Knopke combines the American tradition of quilting and the European tradition of tapestry making into wall-based works that reference both collage and painting.
Using friends’ and family’s used clothing, sheets, towels, totes or duffels, Knopke breaks them apart and reassembles them through sewing. Each piece of fabric has its own history and physical characteristics. A shirt collar may be joined with lace, fringe, terrycloth or nylon. New patterns are created, textures subtly shift, threads dangle. Small rocks or shells may be included. Night skies, dense landscapes and bodies of water are suggested. There is radiance and energy to each work, whether large or small.

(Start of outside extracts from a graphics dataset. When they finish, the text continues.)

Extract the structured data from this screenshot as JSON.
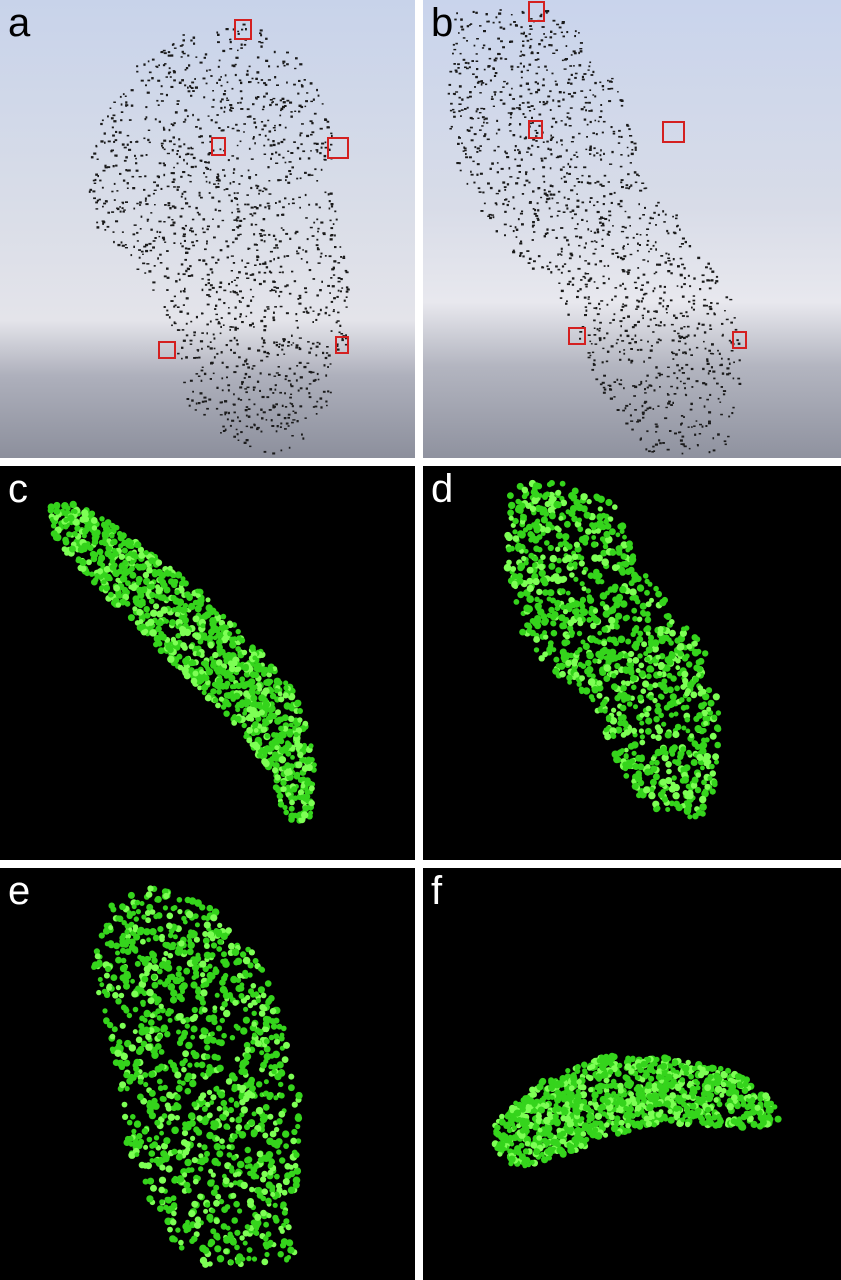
{
  "figure": {
    "panels": [
      {
        "id": "a",
        "label": "a",
        "kind": "photograph",
        "marker_count": 5
      },
      {
        "id": "b",
        "label": "b",
        "kind": "photograph",
        "marker_count": 5
      },
      {
        "id": "c",
        "label": "c",
        "kind": "3d-reconstruction"
      },
      {
        "id": "d",
        "label": "d",
        "kind": "3d-reconstruction"
      },
      {
        "id": "e",
        "label": "e",
        "kind": "3d-reconstruction"
      },
      {
        "id": "f",
        "label": "f",
        "kind": "3d-reconstruction"
      }
    ]
  },
  "colors": {
    "sky_top": "#c9d4ea",
    "sky_mid": "#d6dbe6",
    "sky_bottom": "#8f93a0",
    "bird": "#1a1a1a",
    "marker": "#d42020",
    "sphere": "#35d41c",
    "sphere_highlight": "#7dff55",
    "background_render": "#000000",
    "divider": "#ffffff"
  }
}
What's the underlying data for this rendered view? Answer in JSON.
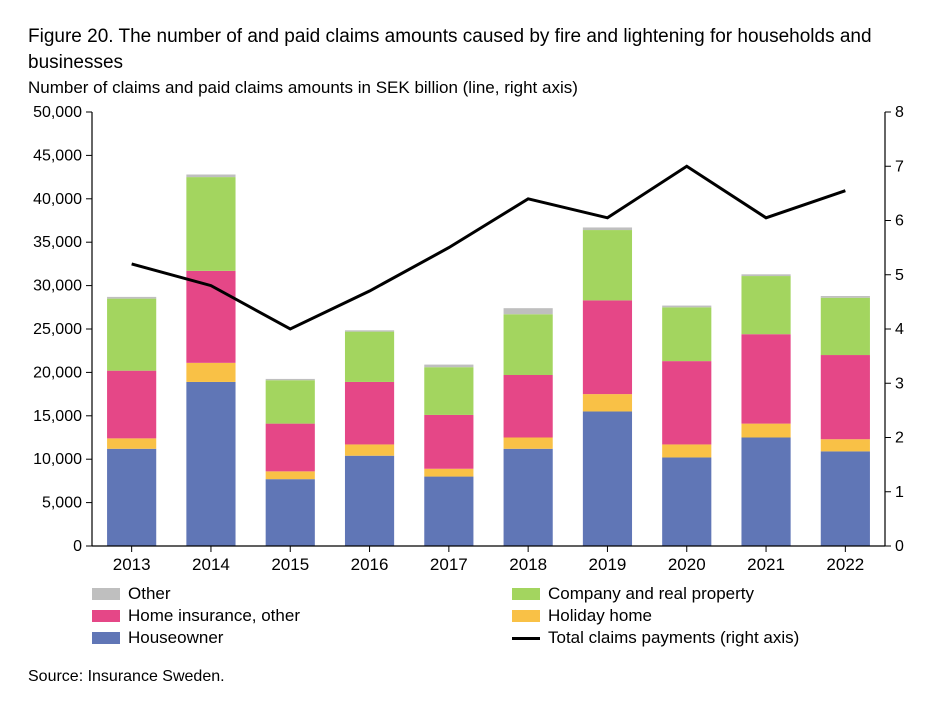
{
  "title": "Figure 20. The number of and paid claims amounts caused by fire and lightening for households and businesses",
  "subtitle": "Number of claims and paid claims amounts in SEK billion (line, right axis)",
  "source": "Source: Insurance Sweden.",
  "chart": {
    "type": "stacked-bar+line",
    "background_color": "#ffffff",
    "axis_color": "#000000",
    "tick_color": "#000000",
    "font_family": "Arial",
    "label_fontsize": 16,
    "title_fontsize": 19,
    "line_width": 3,
    "bar_width_ratio": 0.62,
    "categories": [
      "2013",
      "2014",
      "2015",
      "2016",
      "2017",
      "2018",
      "2019",
      "2020",
      "2021",
      "2022"
    ],
    "left_axis": {
      "min": 0,
      "max": 50000,
      "step": 5000,
      "label": ""
    },
    "right_axis": {
      "min": 0,
      "max": 8,
      "step": 1,
      "label": ""
    },
    "series": [
      {
        "key": "houseowner",
        "label": "Houseowner",
        "color": "#6076b6",
        "values": [
          11200,
          18900,
          7700,
          10400,
          8000,
          11200,
          15500,
          10200,
          12500,
          10900
        ]
      },
      {
        "key": "holiday_home",
        "label": "Holiday home",
        "color": "#f9c146",
        "values": [
          1200,
          2200,
          900,
          1300,
          900,
          1300,
          2000,
          1500,
          1600,
          1400
        ]
      },
      {
        "key": "home_other",
        "label": "Home insurance, other",
        "color": "#e54787",
        "values": [
          7800,
          10600,
          5500,
          7200,
          6200,
          7200,
          10800,
          9600,
          10300,
          9700
        ]
      },
      {
        "key": "company_prop",
        "label": "Company and real property",
        "color": "#a3d55f",
        "values": [
          8300,
          10800,
          5000,
          5800,
          5500,
          7000,
          8100,
          6200,
          6700,
          6600
        ]
      },
      {
        "key": "other",
        "label": "Other",
        "color": "#bfbfbf",
        "values": [
          200,
          300,
          150,
          150,
          300,
          700,
          300,
          200,
          200,
          200
        ]
      }
    ],
    "line_series": {
      "key": "total_payments",
      "label": "Total claims payments (right axis)",
      "color": "#000000",
      "values": [
        5.2,
        4.8,
        4.0,
        4.7,
        5.5,
        6.4,
        6.05,
        7.0,
        6.05,
        6.55
      ]
    },
    "legend_order": [
      [
        "other",
        "company_prop"
      ],
      [
        "home_other",
        "holiday_home"
      ],
      [
        "houseowner",
        "__line__"
      ]
    ]
  }
}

Two works in the exhibition are site-specific and cover two walls of the gallery. These tapestry-sized works resemble giant collages: disparate elements are brought together into a unified whole. Either primarily black or white, their vastness can evoke both the sublime and the cosmological.

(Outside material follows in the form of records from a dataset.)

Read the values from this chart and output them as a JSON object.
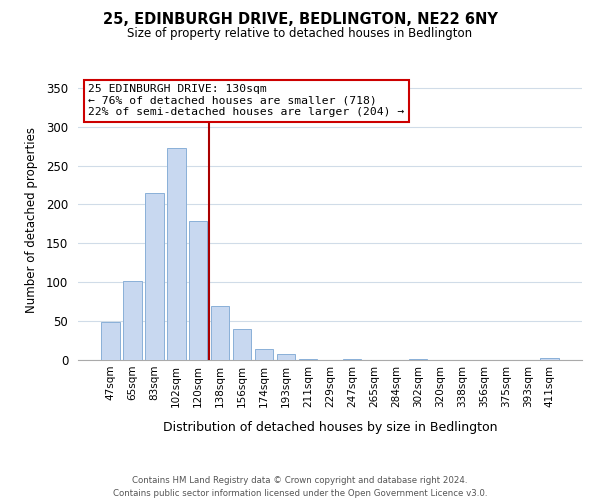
{
  "title": "25, EDINBURGH DRIVE, BEDLINGTON, NE22 6NY",
  "subtitle": "Size of property relative to detached houses in Bedlington",
  "xlabel": "Distribution of detached houses by size in Bedlington",
  "ylabel": "Number of detached properties",
  "bar_labels": [
    "47sqm",
    "65sqm",
    "83sqm",
    "102sqm",
    "120sqm",
    "138sqm",
    "156sqm",
    "174sqm",
    "193sqm",
    "211sqm",
    "229sqm",
    "247sqm",
    "265sqm",
    "284sqm",
    "302sqm",
    "320sqm",
    "338sqm",
    "356sqm",
    "375sqm",
    "393sqm",
    "411sqm"
  ],
  "bar_values": [
    49,
    101,
    215,
    273,
    179,
    69,
    40,
    14,
    8,
    1,
    0,
    1,
    0,
    0,
    1,
    0,
    0,
    0,
    0,
    0,
    2
  ],
  "bar_color": "#c8d8f0",
  "bar_edge_color": "#8ab0d8",
  "vline_x": 4.5,
  "vline_color": "#aa0000",
  "annotation_title": "25 EDINBURGH DRIVE: 130sqm",
  "annotation_line1": "← 76% of detached houses are smaller (718)",
  "annotation_line2": "22% of semi-detached houses are larger (204) →",
  "annotation_box_color": "#ffffff",
  "annotation_box_edge": "#cc0000",
  "footer_line1": "Contains HM Land Registry data © Crown copyright and database right 2024.",
  "footer_line2": "Contains public sector information licensed under the Open Government Licence v3.0.",
  "ylim": [
    0,
    360
  ],
  "yticks": [
    0,
    50,
    100,
    150,
    200,
    250,
    300,
    350
  ],
  "background_color": "#ffffff",
  "grid_color": "#d0dce8"
}
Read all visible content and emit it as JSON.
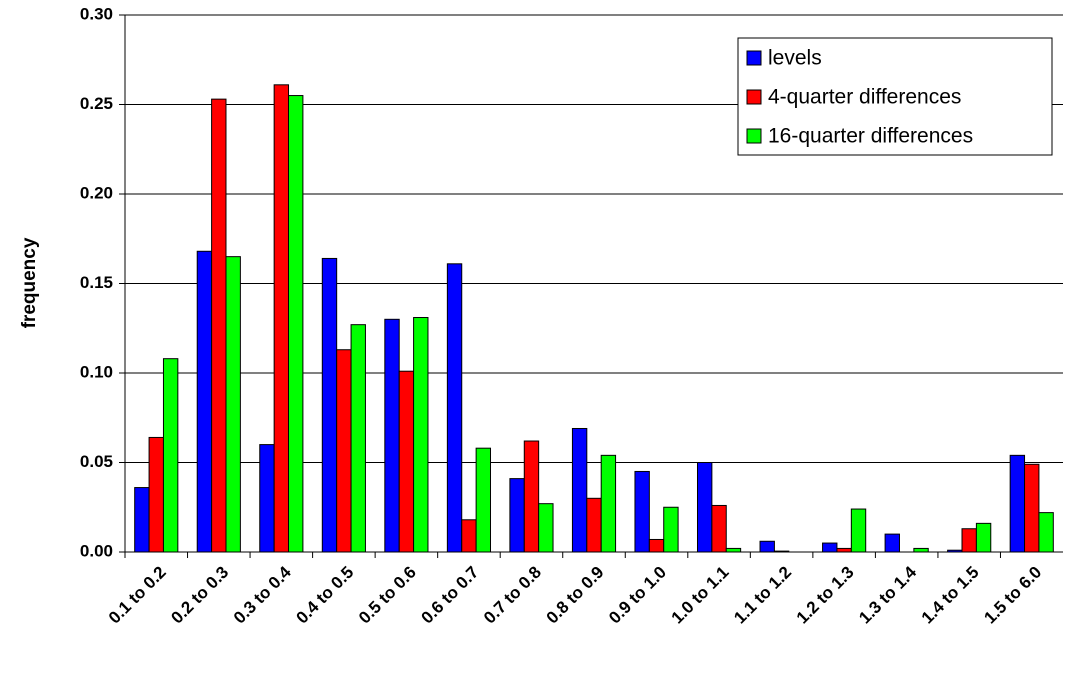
{
  "chart_data": {
    "type": "bar",
    "y_label": "frequency",
    "categories": [
      "0.1 to 0.2",
      "0.2 to 0.3",
      "0.3 to 0.4",
      "0.4 to 0.5",
      "0.5 to 0.6",
      "0.6 to 0.7",
      "0.7 to 0.8",
      "0.8 to 0.9",
      "0.9 to 1.0",
      "1.0 to 1.1",
      "1.1 to 1.2",
      "1.2 to 1.3",
      "1.3 to 1.4",
      "1.4 to 1.5",
      "1.5 to 6.0"
    ],
    "series": [
      {
        "name": "levels",
        "color": "#0000ff",
        "values": [
          0.036,
          0.168,
          0.06,
          0.164,
          0.13,
          0.161,
          0.041,
          0.069,
          0.045,
          0.05,
          0.006,
          0.005,
          0.01,
          0.001,
          0.054
        ]
      },
      {
        "name": "4-quarter differences",
        "color": "#ff0000",
        "values": [
          0.064,
          0.253,
          0.261,
          0.113,
          0.101,
          0.018,
          0.062,
          0.03,
          0.007,
          0.026,
          0.0005,
          0.002,
          0,
          0.013,
          0.049
        ]
      },
      {
        "name": "16-quarter differences",
        "color": "#00ff00",
        "values": [
          0.108,
          0.165,
          0.255,
          0.127,
          0.131,
          0.058,
          0.027,
          0.054,
          0.025,
          0.002,
          0,
          0.024,
          0.002,
          0.016,
          0.022
        ]
      }
    ],
    "ylim": [
      0,
      0.3
    ],
    "yticks": [
      {
        "value": 0,
        "label": "0.00"
      },
      {
        "value": 0.05,
        "label": "0.05"
      },
      {
        "value": 0.1,
        "label": "0.10"
      },
      {
        "value": 0.15,
        "label": "0.15"
      },
      {
        "value": 0.2,
        "label": "0.20"
      },
      {
        "value": 0.25,
        "label": "0.25"
      },
      {
        "value": 0.3,
        "label": "0.30"
      }
    ],
    "grid": true,
    "legend": "top-right"
  }
}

This is Knopke’s first solo exhibition with the gallery. He has had other solo exhibitions in New York at Feature, Inc. and I-20 Gallery and his work has been included in many group exhibitions, including Grimm Gallery, Amsterdam and Nudashank, Baltimore. In 2014 two large-scale site-specific installations were exhibited at the Frances Lehman Loeb Art Center at Vassar College, Poughkeepsie. Knopke received his BFA in 1994 from Virginia Commonwealth University, Richmond and his MFA in 1998 from Yale University, New Haven. He lives and works in Brooklyn.